A África se tornou um dos principais vetores da estratégia chinesa de expandir o uso internacional do yuan, com bancos do continente aderindo ao CIPS, o sistema de pagamentos transfronteiriços de Pequim que funciona como alternativa ao SWIFT e reduz a exposição a sanções ocidentais.
De acordo com o South China Morning Post, a tendência ganhou força após negociações entre o Banco Central da Líbia e o Banco Popular da China, que abriram caminho para a integração dos bancos líbios à rede chinesa.
A adesão ao CIPS permitirá liquidações diretas em yuan, acelerando transferências internacionais e simplificando operações comerciais. A Líbia também planeja emitir títulos panda para financiar sua reconstrução, aprofundando a relação financeira com Pequim. Outros grandes credores africanos, como o Aexim Bank e o Standard Bank da África do Sul, já operam na rede chinesa.
O movimento não é um fenômeno isolado. Segundo a apuração, a Zâmbia passou a cobrar impostos de mineradoras chinesas em yuan, enquanto Angola prepara a entrada de seu segundo maior banco comercial no CIPS após o banco central autorizar o uso da moeda chinesa para atender demandas de câmbio.
O avanço ocorre em meio ao crescimento histórico do comércio sino-africano, que atingiu US$ 203,5 bilhões (cerca de R$ 1,06 trilhão) no primeiro semestre, impulsionado por tarifas zero para exportações africanas e pela forte presença de máquinas e insumos chineses nas cadeias produtivas locais. Esse fluxo alimenta a demanda por compensação direta em yuan, reduzindo a dependência de moedas intermediárias como dólar e euro.
O Standard Bank, parcialmente controlado pelo ICBC, lidera a expansão da moeda chinesa no continente e já processou 8 bilhões de yuans (cerca de R$ 6,18 bilhões) via CIPS desde o fim do ano passado, segundo a apuração. Seu braço queniano, o Stanbic Bank, lançou compensação direta em yuan, permitindo que comerciantes locais realizem transações internacionais sem recorrer ao dólar.
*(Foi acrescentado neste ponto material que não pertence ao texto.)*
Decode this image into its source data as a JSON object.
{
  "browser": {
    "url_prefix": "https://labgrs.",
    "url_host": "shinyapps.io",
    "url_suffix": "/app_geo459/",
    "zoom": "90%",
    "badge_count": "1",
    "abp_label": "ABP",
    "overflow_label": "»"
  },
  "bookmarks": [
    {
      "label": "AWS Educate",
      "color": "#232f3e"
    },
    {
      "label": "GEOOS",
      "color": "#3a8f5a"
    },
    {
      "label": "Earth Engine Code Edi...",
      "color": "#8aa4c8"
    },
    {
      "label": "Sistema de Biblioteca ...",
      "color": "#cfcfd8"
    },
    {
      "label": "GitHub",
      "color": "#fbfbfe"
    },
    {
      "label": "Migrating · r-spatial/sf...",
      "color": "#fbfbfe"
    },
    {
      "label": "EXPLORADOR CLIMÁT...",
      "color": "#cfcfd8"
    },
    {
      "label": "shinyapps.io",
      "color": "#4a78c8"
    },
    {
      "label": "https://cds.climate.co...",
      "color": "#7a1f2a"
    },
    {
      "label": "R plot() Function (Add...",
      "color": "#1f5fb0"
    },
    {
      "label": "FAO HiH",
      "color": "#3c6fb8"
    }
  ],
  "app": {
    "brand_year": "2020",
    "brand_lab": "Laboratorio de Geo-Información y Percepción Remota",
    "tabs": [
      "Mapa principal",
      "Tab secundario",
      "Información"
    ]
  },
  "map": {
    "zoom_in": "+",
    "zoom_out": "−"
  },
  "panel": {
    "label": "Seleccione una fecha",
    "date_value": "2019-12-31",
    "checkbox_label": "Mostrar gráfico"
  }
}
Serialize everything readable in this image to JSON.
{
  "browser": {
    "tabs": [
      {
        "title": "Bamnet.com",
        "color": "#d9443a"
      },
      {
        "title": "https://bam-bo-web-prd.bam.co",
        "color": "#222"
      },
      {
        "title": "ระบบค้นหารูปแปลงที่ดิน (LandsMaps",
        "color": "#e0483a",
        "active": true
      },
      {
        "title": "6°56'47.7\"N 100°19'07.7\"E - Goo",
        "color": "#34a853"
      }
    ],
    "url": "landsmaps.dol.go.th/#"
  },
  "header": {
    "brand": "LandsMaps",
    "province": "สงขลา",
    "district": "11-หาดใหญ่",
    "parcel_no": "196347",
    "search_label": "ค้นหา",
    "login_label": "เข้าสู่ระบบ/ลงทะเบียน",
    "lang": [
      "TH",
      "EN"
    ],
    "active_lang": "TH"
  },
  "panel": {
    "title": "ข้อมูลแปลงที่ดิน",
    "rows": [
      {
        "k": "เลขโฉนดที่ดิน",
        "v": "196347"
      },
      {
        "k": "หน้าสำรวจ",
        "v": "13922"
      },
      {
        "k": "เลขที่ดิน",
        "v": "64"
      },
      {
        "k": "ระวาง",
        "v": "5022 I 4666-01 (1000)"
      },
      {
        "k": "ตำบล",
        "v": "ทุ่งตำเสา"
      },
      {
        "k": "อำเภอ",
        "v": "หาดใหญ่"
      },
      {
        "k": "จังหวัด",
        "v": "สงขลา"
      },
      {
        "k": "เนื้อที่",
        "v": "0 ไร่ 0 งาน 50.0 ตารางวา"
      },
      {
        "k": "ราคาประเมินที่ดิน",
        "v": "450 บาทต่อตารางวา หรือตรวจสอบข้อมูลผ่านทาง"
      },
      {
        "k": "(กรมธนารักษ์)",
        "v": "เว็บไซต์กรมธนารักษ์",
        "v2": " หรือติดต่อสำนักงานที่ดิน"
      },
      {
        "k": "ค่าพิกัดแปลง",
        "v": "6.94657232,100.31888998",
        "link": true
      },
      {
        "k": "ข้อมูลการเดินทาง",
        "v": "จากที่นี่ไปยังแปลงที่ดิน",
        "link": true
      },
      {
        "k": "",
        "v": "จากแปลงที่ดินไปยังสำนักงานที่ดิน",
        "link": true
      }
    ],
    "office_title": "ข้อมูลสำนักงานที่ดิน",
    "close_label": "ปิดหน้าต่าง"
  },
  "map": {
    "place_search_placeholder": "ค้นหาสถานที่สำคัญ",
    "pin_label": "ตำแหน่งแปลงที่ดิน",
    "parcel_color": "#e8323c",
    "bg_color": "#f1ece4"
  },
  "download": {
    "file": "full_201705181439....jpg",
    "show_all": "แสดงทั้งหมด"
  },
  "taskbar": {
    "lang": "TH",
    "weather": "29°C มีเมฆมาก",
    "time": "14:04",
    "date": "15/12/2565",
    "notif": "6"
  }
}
Especialistas afirmaram à mídia asiática que a China busca construir gradualmente uma infraestrutura global de pagamentos baseada no yuan, oferecendo aos países africanos proteção contra impactos indiretos de sanções ocidentais. Casos como o da Nigéria, que precisou recorrer ao Canadá para comprar potássio após sanções contra a Rússia, ilustram essa vulnerabilidade.
Embora o yuan não deva substituir o dólar no curto prazo, analistas como Kai Xue e Charlie Robertson destacaram que, com a China como maior parceira comercial da África, a influência da moeda chinesa tende a crescer.